The Hollands! – Merrymaking Nomads
December 3, 2013 By Brandon Esparza
Jana from The Hollands kindly offered to do an interview with me! They travel the world singing and bringing joy to people everywhere. Enjoy it and let us know what you think!
What inspired to you to hit the road and do full time RVing…or I guess “Busing” in your case!
At the end of 2010 we, The Hollands! (Americana Folk Band and family) recognized a huge disconnect in our marriage, family, spirituality, global footprint and finances. Typical to most middle American families, we were working full time, pursuing our musical passion, school committee’s, organizing neighborhood gatherings and with what energy we had left, dreaming about a slower more deliberate pace. A pace that included deeper connectivity, reconciliation and purpose. Thus began the process to align all of those areas in our lives.
We started by casting a dream/vision for a life that was simpler, less fragmented and community driven. We released our possessions, bought a bus and began a journey converting it into a home on wheels, learning to home school, connecting with communities across the US and Australia and making music.
How has this decision affected your life? Your Family? Your lifestyle? Your values?
A paradigm shift has taken place in our ideology about most things in our life, especially “wants” verses “needs.” The effect has been more than noticeable. Downsizing from 2000 sq ft home to 300 sq ft bus has been quite the process. I would say especially for our children, ages 17 and 12. (girl and a boy) They share a 7 x 71/2 bunk room and each have 4 drawers and shared closet. We left in a bus that was unfinished and have been building it on the road. The first year we had no plumbing, but somehow found plenty of toilets to use. I will say, however, that when the plumbing was finally installed we celebrated.
Through this process our family has grown tremendously closer. We live in a small space and the four of us are together 24/7 so it’s obvious when the harmony is off. We respect each others space and process but the commitment to finding that harmony again moves much quicker than when we used to live in a large home, all going our different directions.
We’ve also found a deeper connection with our music, performing over 90 shows a year, writing new material, and having other musicians travel/tour with us.
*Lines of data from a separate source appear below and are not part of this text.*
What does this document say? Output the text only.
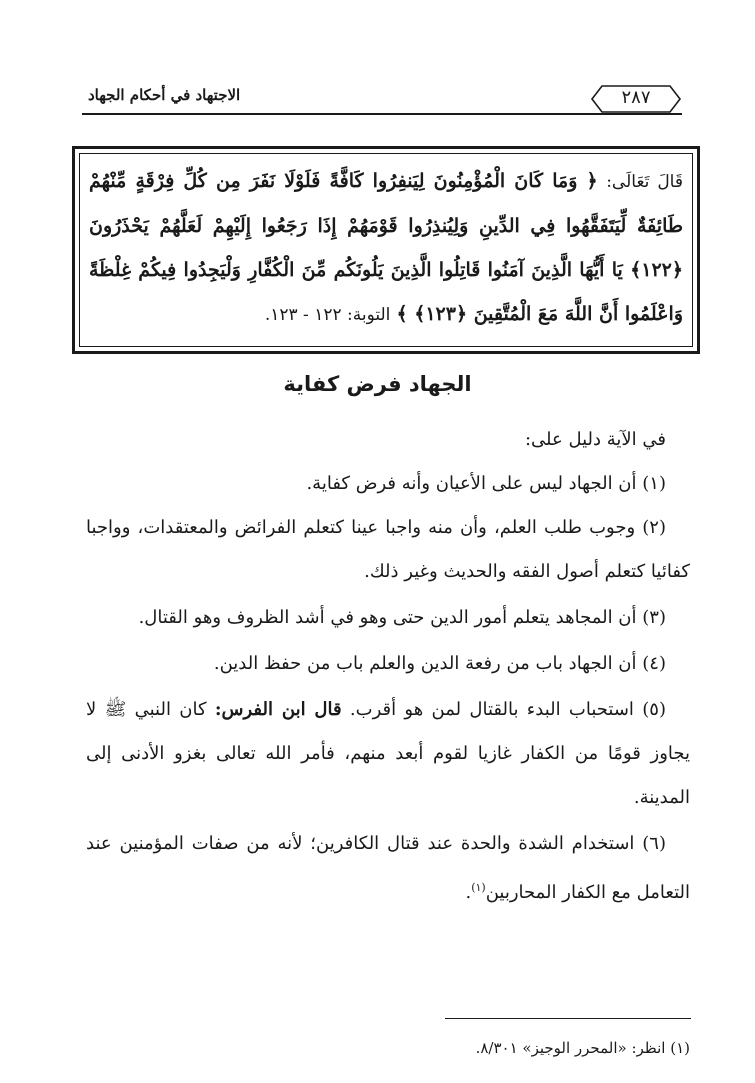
الاجتهاد في أحكام الجهاد	٢٨٧
قَالَ تَعَالَى: ﴿ وَمَا كَانَ الْمُؤْمِنُونَ لِيَنفِرُوا كَافَّةً فَلَوْلَا نَفَرَ مِن كُلِّ فِرْقَةٍ مِّنْهُمْ طَائِفَةٌ لِّيَتَفَقَّهُوا فِي الدِّينِ وَلِيُنذِرُوا قَوْمَهُمْ إِذَا رَجَعُوا إِلَيْهِمْ لَعَلَّهُمْ يَحْذَرُونَ ﴿١٢٢﴾ يَا أَيُّهَا الَّذِينَ آمَنُوا قَاتِلُوا الَّذِينَ يَلُونَكُم مِّنَ الْكُفَّارِ وَلْيَجِدُوا فِيكُمْ غِلْظَةً وَاعْلَمُوا أَنَّ اللَّهَ مَعَ الْمُتَّقِينَ ﴿١٢٣﴾ ﴾ التوبة: ١٢٢ - ١٢٣.
الجهاد فرض كفاية
في الآية دليل على:

(١) أن الجهاد ليس على الأعيان وأنه فرض كفاية.

(٢) وجوب طلب العلم، وأن منه واجبا عينا كتعلم الفرائض والمعتقدات، وواجبا كفائيا كتعلم أصول الفقه والحديث وغير ذلك.

(٣) أن المجاهد يتعلم أمور الدين حتى وهو في أشد الظروف وهو القتال.

(٤) أن الجهاد باب من رفعة الدين والعلم باب من حفظ الدين.

(٥) استحباب البدء بالقتال لمن هو أقرب. قال ابن الفرس: كان النبي ﷺ لا يجاوز قومًا من الكفار غازيا لقوم أبعد منهم، فأمر الله تعالى بغزو الأدنى إلى المدينة.

(٦) استخدام الشدة والحدة عند قتال الكافرين؛ لأنه من صفات المؤمنين عند التعامل مع الكفار المحاربين$^{(١)}$.

(١) انظر: «المحرر الوجيز» ٨/٣٠١.
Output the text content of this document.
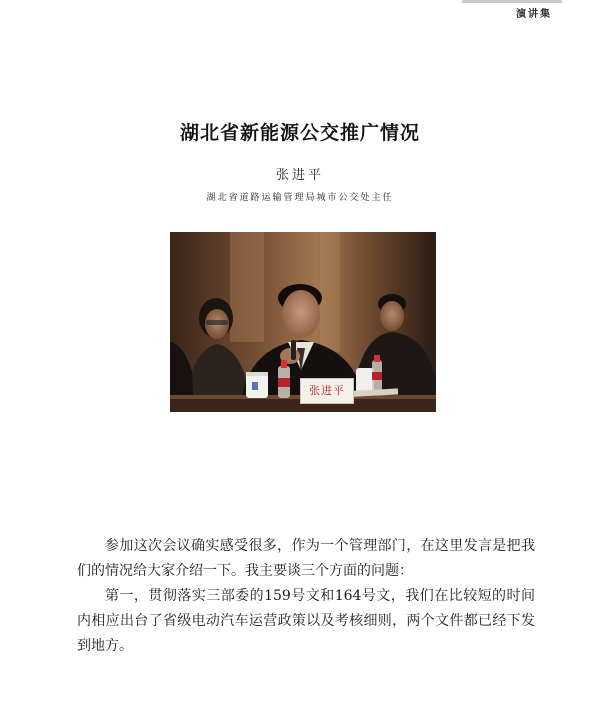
演讲集
湖北省新能源公交推广情况
张进平
湖北省道路运输管理局城市公交处主任
张进平

参加这次会议确实感受很多，作为一个管理部门，在这里发言是把我们的情况给大家介绍一下。我主要谈三个方面的问题：

第一，贯彻落实三部委的159号文和164号文，我们在比较短的时间内相应出台了省级电动汽车运营政策以及考核细则，两个文件都已经下发到地方。
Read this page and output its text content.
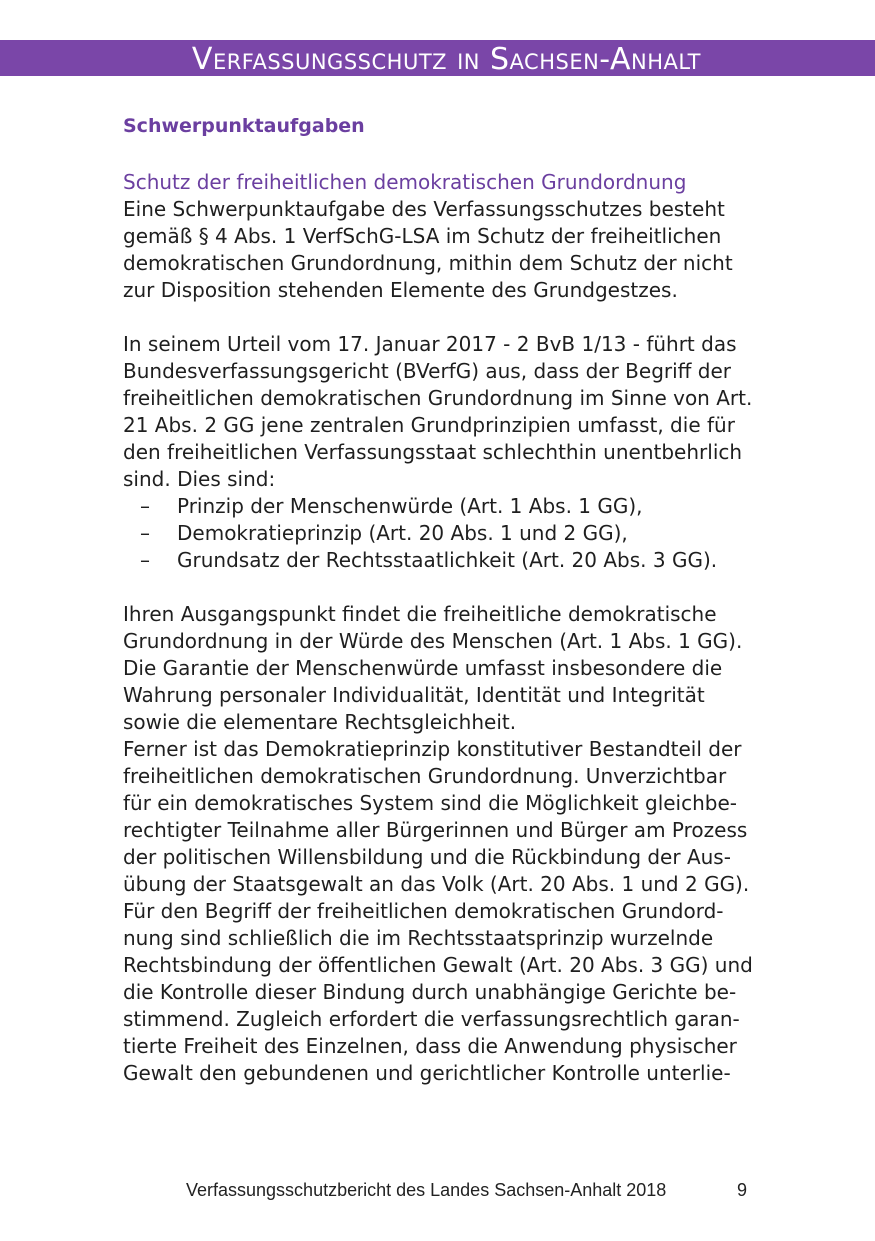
Verfassungsschutz in Sachsen-Anhalt
Schwerpunktaufgaben
Schutz der freiheitlichen demokratischen Grundordnung

Eine Schwerpunktaufgabe des Verfassungsschutzes besteht

gemäß § 4 Abs. 1 VerfSchG-LSA im Schutz der freiheitlichen

demokratischen Grundordnung, mithin dem Schutz der nicht

zur Disposition stehenden Elemente des Grundgestzes.

In seinem Urteil vom 17. Januar 2017 - 2 BvB 1/13 - führt das

Bundesverfassungsgericht (BVerfG) aus, dass der Begriff der

freiheitlichen demokratischen Grundordnung im Sinne von Art.

21 Abs. 2 GG jene zentralen Grundprinzipien umfasst, die für

den freiheitlichen Verfassungsstaat schlechthin unentbehrlich

sind. Dies sind:

– Prinzip der Menschenwürde (Art. 1 Abs. 1 GG),
– Demokratieprinzip (Art. 20 Abs. 1 und 2 GG),
– Grundsatz der Rechtsstaatlichkeit (Art. 20 Abs. 3 GG).

Ihren Ausgangspunkt findet die freiheitliche demokratische

Grundordnung in der Würde des Menschen (Art. 1 Abs. 1 GG).

Die Garantie der Menschenwürde umfasst insbesondere die

Wahrung personaler Individualität, Identität und Integrität

sowie die elementare Rechtsgleichheit.

Ferner ist das Demokratieprinzip konstitutiver Bestandteil der

freiheitlichen demokratischen Grundordnung. Unverzichtbar

für ein demokratisches System sind die Möglichkeit gleichbe-

rechtigter Teilnahme aller Bürgerinnen und Bürger am Prozess

der politischen Willensbildung und die Rückbindung der Aus-

übung der Staatsgewalt an das Volk (Art. 20 Abs. 1 und 2 GG).

Für den Begriff der freiheitlichen demokratischen Grundord-

nung sind schließlich die im Rechtsstaatsprinzip wurzelnde

Rechtsbindung der öffentlichen Gewalt (Art. 20 Abs. 3 GG) und

die Kontrolle dieser Bindung durch unabhängige Gerichte be-

stimmend. Zugleich erfordert die verfassungsrechtlich garan-

tierte Freiheit des Einzelnen, dass die Anwendung physischer

Gewalt den gebundenen und gerichtlicher Kontrolle unterlie-

Verfassungsschutzbericht des Landes Sachsen-Anhalt 2018	9
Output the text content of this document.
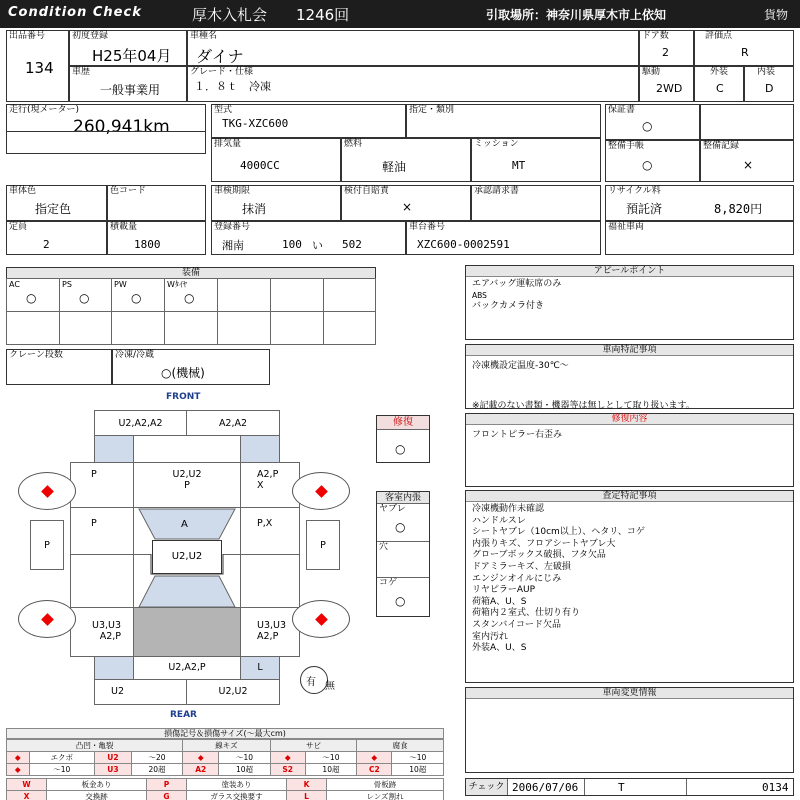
Condition Check	厚木入札会 1246回	引取場所：神奈川県厚木市上依知	貨物
出品番号
134
初度登録
H25年04月
車種名
ダイナ
ドア数
2
評価点
R
車歴
一般事業用
グレード・仕様
１．８ｔ　冷凍
駆動
2WD
外装
C
内装
D
走行(現メーター)
260,941km
型式
TKG-XZC600
指定・類別	保証書
○
排気量
4000CC
燃料
軽油
ミッション
MT
整備手帳
○
整備記録
×
車体色
指定色
色コード	車検期限
抹消
検付自賠責
×
承認請求書	リサイクル料
預託済	8,820円
定員
2
積載量
1800
登録番号
湘南	100 い 502
車台番号
XZC600-0002591
福祉車両
装備
AC
○
PS
○
PW
○
Wﾀｲﾔ
○
クレーン段数	冷凍/冷蔵
○(機械)
FRONT
U2,A2,A2	A2,A2
P	U2,U2
P
A2,P
X
P	A	P,X
P	P
U2,U2
U3,U3
A2,P
U3,U3
A2,P
U2,A2,P	L
U2	U2,U2
有 無
REAR
修復
○
客室内張
ヤブレ
○
穴
コゲ
○
アピールポイント
エアバッグ運転席のみ
ABS
バックカメラ付き
車両特記事項
冷凍機設定温度-30℃～
※記載のない書類・機器等は無しとして取り扱います。
修復内容
フロントピラー右歪み
査定特記事項
冷凍機動作未確認
ハンドルスレ
シートヤブレ（10cm以上）、ヘタリ、コゲ
内張りキズ、フロアシートヤブレ大
グローブボックス破損、フタ欠品
ドアミラーキズ、左破損
エンジンオイルにじみ
リヤピラーAUP
荷箱A、U、S
荷箱内２室式、仕切り有り
スタンバイコード欠品
室内汚れ
外装A、U、S
車両変更情報
チェック 2006/07/06	T	0134
損傷記号＆損傷サイズ(～最大cm)
凸凹・亀裂				線キズ		サビ		腐食	
◆	エクボ	U2	～20	◆	～10	◆	～10	◆	～10
◆	～10	U3	20超	A2	10超	S2	10超	C2	10超
W	板金あり	P	塗装あり	K	骨板跡
X	交換跡	G	ガラス交換要す	L	レンズ割れ
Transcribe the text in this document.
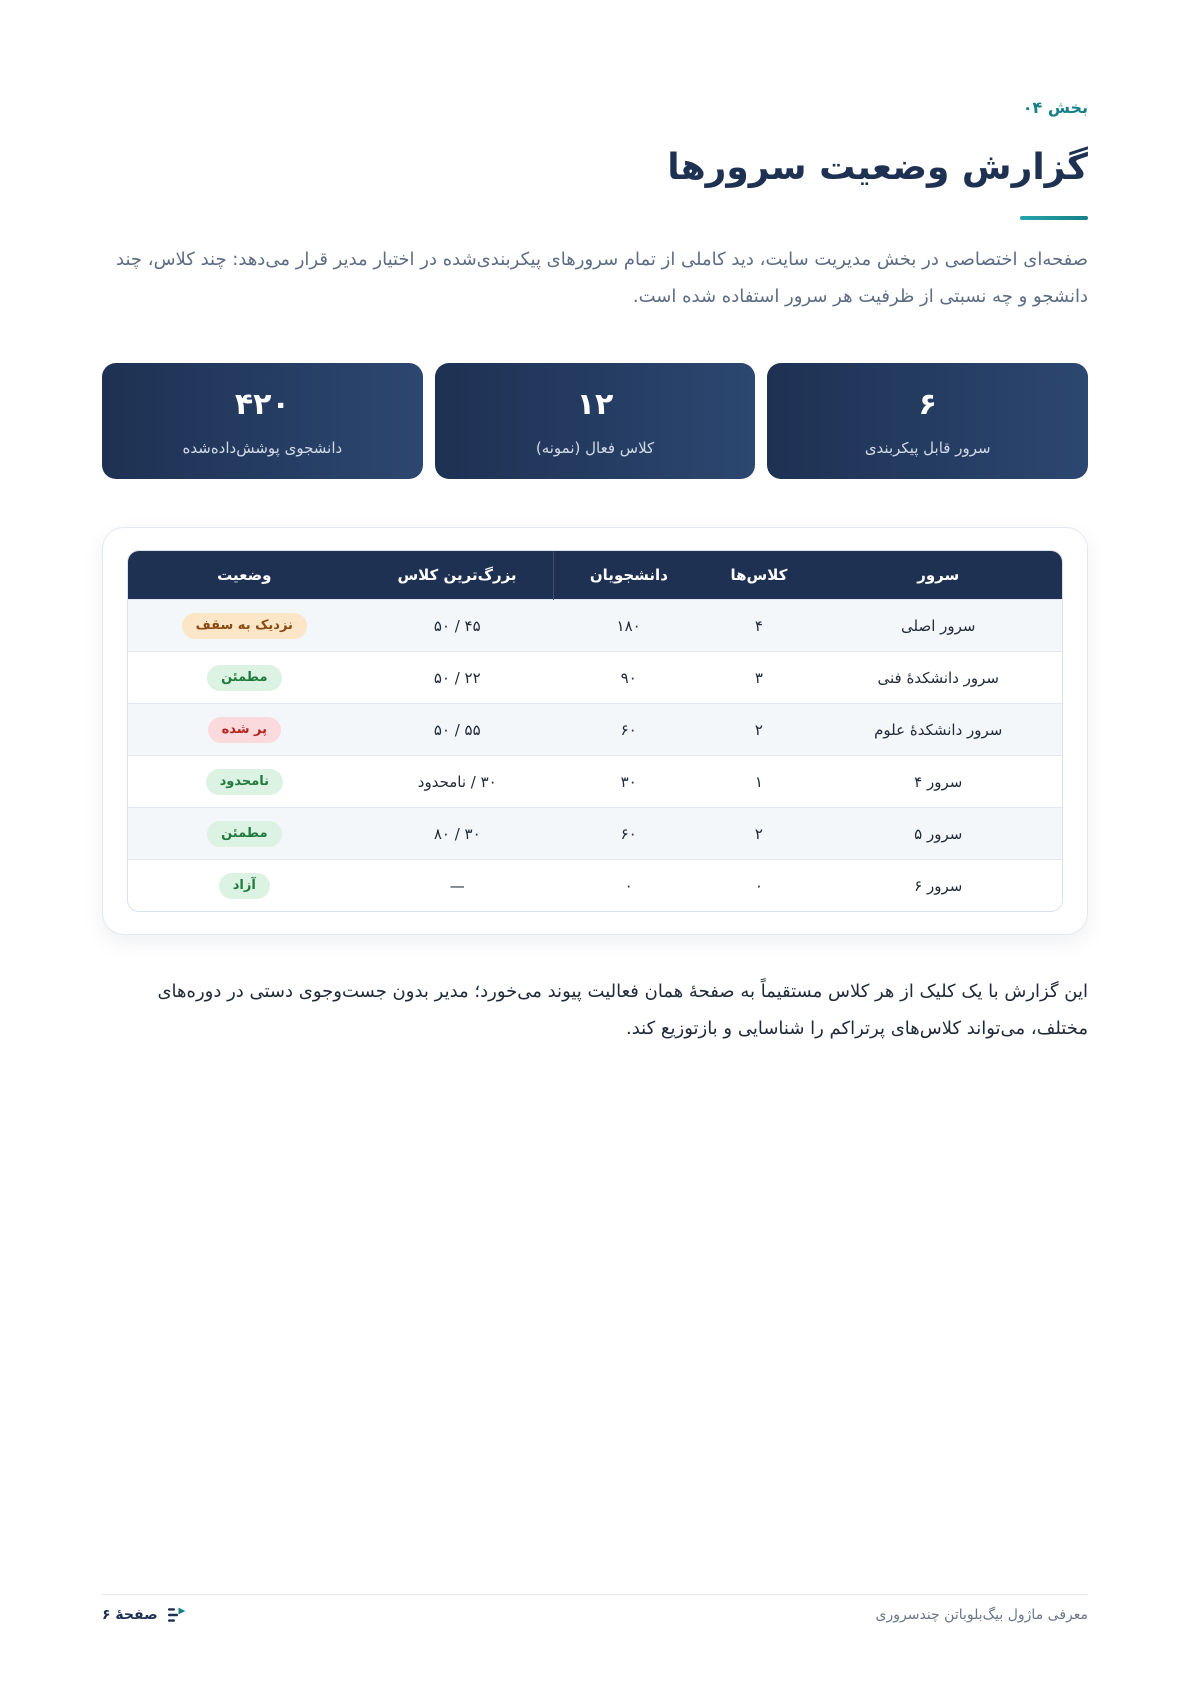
بخش ۰۴
گزارش وضعیت سرورها

صفحه‌ای اختصاصی در بخش مدیریت سایت، دید کاملی از تمام سرورهای پیکربندی‌شده در اختیار مدیر قرار می‌دهد: چند کلاس، چند دانشجو و چه نسبتی از ظرفیت هر سرور استفاده شده است.

۶
سرور قابل پیکربندی
۱۲
کلاس فعال (نمونه)
۴۲۰
دانشجوی پوشش‌داده‌شده
سرور	کلاس‌ها	دانشجویان	بزرگ‌ترین کلاس	وضعیت
سرور اصلی	۴	۱۸۰	۴۵ / ۵۰	نزدیک به سقف
سرور دانشکدهٔ فنی	۳	۹۰	۲۲ / ۵۰	مطمئن
سرور دانشکدهٔ علوم	۲	۶۰	۵۵ / ۵۰	پر شده
سرور ۴	۱	۳۰	۳۰ / نامحدود	نامحدود
سرور ۵	۲	۶۰	۳۰ / ۸۰	مطمئن
سرور ۶	۰	۰	—	آزاد

این گزارش با یک کلیک از هر کلاس مستقیماً به صفحهٔ همان فعالیت پیوند می‌خورد؛ مدیر بدون جست‌وجوی دستی در دوره‌های مختلف، می‌تواند کلاس‌های پرتراکم را شناسایی و بازتوزیع کند.

معرفی ماژول بیگ‌بلوباتن چندسروری
صفحهٔ ۶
It’s proving to be a very good education for us all.
I’m not sure our pace is much slower than our former lifestyle, but it is much more purposeful. Over the past two years we have traveled to 32 states and all but a handful of nights were spent parked with “host” families. We’ve connected with most, if not all of the ‘host” families through our social media networks or from referrals from friends. Those times when we did not find a host family or needed time to ourselves we stayed at State Parks or RV Parks.
Our greatest joy on this journey has been being invited into the lives of so many families, to share in community and see all sorts of different ways to do life, from carnivores to vegans, Republicans, Democrats, Anarchists and everything in-between, a plethora of religious ideals to those who claim no faith. We’ve had the opportunity to try all sorts of foods, music, sports, outdoors activities, etc… We’ve been invited to share sacred space, learn new customs and rituals, and have heard stories of trials, pain, betrayal, hope, joy and faith.
What does a normal day look like for you?
It looks different every single day. There is no normal.
What advice would you give to the beginner full time traveler or RVer?
If you are a family, the most important thing we could advise is to move forward with purpose. Discuss as a family what your hope is in traveling, are you looking for the crux to be educational, service, rest, exploration, tourist, or a combination of those. Revisit that conversation regularly. Dialog about your strengths and weakness as individuals and as a family whole, decide to use those strengths for the greater good, lift each other up in your weakness and be open to the entering the unknown. Be open to moving upstream.